Pull Prebuilt Containers

Prebuilt containers are provided in:

  • Intel Gaudi vault

  • Amazon ECR Public Library

  • AWS Deep Learning Containers (DLC)

Pull and Launch Docker Image - Intel Gaudi Vault


Before running Docker, make sure to map the dataset as detailed in Map Dataset to Docker.

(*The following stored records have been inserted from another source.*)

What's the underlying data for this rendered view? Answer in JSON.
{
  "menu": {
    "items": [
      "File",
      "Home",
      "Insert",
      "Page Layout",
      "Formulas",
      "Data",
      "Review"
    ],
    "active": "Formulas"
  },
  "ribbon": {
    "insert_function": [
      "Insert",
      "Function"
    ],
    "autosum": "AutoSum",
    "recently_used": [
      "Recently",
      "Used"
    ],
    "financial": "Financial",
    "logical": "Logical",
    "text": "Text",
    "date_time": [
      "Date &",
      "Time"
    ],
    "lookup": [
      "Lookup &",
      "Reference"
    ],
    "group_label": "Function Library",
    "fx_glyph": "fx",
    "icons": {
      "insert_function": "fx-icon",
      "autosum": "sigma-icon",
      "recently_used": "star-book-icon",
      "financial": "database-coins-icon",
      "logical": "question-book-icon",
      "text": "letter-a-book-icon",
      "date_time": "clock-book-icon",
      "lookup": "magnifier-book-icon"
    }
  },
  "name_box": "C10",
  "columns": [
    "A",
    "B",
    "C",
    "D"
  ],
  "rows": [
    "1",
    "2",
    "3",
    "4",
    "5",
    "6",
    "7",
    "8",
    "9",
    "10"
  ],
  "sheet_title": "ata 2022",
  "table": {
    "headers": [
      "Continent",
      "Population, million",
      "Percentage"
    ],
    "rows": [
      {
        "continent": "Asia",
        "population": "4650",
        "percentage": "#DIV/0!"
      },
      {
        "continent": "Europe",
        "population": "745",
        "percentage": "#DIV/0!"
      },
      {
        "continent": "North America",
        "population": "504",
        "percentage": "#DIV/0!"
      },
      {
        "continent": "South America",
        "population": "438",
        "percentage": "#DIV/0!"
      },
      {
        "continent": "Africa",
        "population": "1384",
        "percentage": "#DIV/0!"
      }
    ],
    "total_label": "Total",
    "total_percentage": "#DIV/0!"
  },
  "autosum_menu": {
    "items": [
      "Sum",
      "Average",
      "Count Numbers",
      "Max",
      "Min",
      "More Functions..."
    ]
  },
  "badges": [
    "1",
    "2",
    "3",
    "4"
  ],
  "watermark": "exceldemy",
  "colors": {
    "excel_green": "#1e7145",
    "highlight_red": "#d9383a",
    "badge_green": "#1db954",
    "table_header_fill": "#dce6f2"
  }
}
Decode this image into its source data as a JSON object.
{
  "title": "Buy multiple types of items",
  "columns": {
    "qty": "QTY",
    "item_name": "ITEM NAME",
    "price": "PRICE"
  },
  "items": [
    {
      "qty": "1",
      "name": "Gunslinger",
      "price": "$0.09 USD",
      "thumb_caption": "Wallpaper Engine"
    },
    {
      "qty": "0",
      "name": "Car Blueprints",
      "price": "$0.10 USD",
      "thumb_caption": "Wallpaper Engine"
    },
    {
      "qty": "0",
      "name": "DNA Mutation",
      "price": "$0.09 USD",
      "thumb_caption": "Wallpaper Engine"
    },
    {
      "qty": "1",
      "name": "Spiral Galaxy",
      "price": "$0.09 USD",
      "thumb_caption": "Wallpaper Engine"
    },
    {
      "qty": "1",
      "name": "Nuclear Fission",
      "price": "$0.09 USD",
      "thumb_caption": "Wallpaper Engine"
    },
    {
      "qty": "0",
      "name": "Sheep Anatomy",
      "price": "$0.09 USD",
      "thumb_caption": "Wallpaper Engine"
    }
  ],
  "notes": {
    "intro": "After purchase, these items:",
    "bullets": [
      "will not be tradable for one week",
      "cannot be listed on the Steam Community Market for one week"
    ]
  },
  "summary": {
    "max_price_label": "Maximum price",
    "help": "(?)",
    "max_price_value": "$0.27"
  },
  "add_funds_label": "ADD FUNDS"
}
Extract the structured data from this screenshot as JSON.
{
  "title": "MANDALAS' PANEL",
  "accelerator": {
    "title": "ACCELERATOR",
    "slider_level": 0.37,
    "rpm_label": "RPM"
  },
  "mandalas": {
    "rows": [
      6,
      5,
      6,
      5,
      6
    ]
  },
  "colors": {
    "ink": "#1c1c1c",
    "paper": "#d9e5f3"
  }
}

Use the below commands to pull and run Dockers. Make sure to update the below command with the required operating system. See the Support Matrix for a list of supported operating systems:

docker pull vault.habana.ai/gaudi-docker/1.16.2/{$OS}/habanalabs/pytorch-installer-2.2.2:latest
docker run -it --runtime=habana -e HABANA_VISIBLE_DEVICES=all -e OMPI_MCA_btl_vader_single_copy_mechanism=none --cap-add=sys_nice --net=host --ipc=host vault.habana.ai/gaudi-docker/1.16.2/{$OS}/habanalabs/pytorch-installer-2.2.2:latest


  • Include –ipc=host in the Docker run command for the Docker images. This is required for distributed training using the Habana Collective Communication Library (HCCL); allowing re-use of host shared memory for best performance.

  • To run the Docker image with a partial number of the supplied Gaudi devices, make sure to set the Device to module mapping correctly. See Multiple Dockers Each with a Single Workload for further details.

AWS Deep Learning Containers

To set up and use AWS Deep Learning containers, follow the instructions detailed in AWS Available Deep Learning Containers Images.